THOUSAND OAKS, Calif. - Tiger Woods still isn't talking. Now he's not playing, either.
Woods withdrew yesterday from his own golf tournament, citing injuries from a car crash near his Florida home. His decision comes as questions continue to mount regarding what exactly happened in the wee hours of the morning Friday - questions that most certainly would have been asked of him had he played.
The world's No. 1 golfer posted a statement on his Web site saying that unspecified injuries prevented him from playing in the Chevron World Challenge in Thousands Oaks, Calif. He had been scheduled to hold a news conference today for the tournament, which he hosts annually for a small, invited field.
"I am extremely disappointed that I will not be at my tournament this week," Woods said. "I am certain it will be an outstanding event and I'm very sorry that I can't be there."
Tournament officials said fans who bought advance tickets with the hope of seeing Woods could get refunds beginning next week. Those who keep their tickets will get a 20 percent discount when they buy them next year.
Woods sustained cuts and bruises when he crashed his SUV into a fire hydrant and a tree at 2:25 a.m., outside his home in an exclusive, gated community near Orlando. He was treated and released from a hospital, and has not been seen in public since.
By skipping the tournament, Woods will escape having to face TV cameras and a horde of media seeking more details about the incident. The tournament was to be the last of the year for Woods anyway, and he did not say when or where he would make his return next year. The first tournament of the 2010 PGA Tour is the SBS Championship in Hawaii, an event for winners from the previous year, beginning Jan. 7, but Woods wasn't expected to be there. He's more likely to play at Torrey Pines in La Jolla, Calif., the week of Jan. 25.

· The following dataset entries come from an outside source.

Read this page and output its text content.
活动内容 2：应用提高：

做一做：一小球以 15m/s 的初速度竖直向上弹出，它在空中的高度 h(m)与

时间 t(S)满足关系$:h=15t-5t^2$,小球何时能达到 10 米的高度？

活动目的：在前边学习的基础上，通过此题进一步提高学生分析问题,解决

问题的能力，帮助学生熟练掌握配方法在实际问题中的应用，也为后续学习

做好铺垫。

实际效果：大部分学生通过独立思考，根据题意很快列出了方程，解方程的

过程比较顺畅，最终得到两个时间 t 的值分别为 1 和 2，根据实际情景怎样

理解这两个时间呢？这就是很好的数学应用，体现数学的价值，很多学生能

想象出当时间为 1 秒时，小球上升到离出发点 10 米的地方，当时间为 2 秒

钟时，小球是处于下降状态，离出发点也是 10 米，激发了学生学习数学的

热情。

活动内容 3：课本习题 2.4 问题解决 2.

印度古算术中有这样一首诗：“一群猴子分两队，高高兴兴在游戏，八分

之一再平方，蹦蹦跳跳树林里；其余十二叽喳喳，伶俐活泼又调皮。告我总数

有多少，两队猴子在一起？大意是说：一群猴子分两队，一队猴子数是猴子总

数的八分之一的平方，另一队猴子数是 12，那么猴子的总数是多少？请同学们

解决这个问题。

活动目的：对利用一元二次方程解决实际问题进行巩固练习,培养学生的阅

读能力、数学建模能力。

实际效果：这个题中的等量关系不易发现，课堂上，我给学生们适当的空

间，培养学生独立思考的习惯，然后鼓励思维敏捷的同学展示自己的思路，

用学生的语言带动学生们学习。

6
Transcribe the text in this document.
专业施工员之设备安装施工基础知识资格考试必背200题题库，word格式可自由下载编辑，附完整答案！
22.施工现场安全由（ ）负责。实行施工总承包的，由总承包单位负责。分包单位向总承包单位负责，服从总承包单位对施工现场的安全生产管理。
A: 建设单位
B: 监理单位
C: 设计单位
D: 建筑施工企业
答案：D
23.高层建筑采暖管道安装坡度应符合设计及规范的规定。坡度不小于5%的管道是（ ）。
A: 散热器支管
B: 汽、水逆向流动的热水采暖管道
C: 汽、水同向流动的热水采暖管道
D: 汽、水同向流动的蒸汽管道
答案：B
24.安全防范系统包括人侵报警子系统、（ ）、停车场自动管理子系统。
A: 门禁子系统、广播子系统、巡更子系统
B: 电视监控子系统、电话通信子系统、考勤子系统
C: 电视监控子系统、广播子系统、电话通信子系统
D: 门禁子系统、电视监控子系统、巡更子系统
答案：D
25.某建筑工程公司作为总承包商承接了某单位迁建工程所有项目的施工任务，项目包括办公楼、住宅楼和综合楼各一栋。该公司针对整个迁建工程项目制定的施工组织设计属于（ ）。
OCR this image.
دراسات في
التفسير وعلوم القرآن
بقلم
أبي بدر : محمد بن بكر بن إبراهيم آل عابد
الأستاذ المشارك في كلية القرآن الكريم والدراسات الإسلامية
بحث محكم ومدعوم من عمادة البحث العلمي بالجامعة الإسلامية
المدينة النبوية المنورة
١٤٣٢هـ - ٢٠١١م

Woods released a statement Sunday saying the accident was his fault and asked that it remain "a private matter." But with the Florida Highway Patrol still investigating and the media in full pursuit, Woods may not get his way.
Woods even faced questions from fans who left comments on his Web site. Most voiced support for him, but some said he should address the questions about his own actions and those of his wife, Elin Nordegren, before and after the accident.
Woods hasn't answered questions from Florida troopers, either, turning them down 3 days in a row when they came to his house.
Four cars were parked in Woods' driveway yesterday, but no lights appeared to be on inside. A new fire hydrant had already replaced the one that Woods plowed into. A dirt hole and an orange barricade remained in the old hydrant's place.
A woman at the address listed on a FHP news release as the scene of the crash told the Orlando Sentinel that her husband didn't call emergency responders, but that someone else in the house did. The tape of the call was released Sunday.
The Associated Press called the home of Linda and Jerome Adams yesterday morning and asked to speak with the Adams' son. The woman who answered the telephone told a reporter to call back later in the day. When the AP called back last evening, attorney Bill Sharpe answered and said he was representing the family. He said there was no comment at this time, but said a statement might be made today.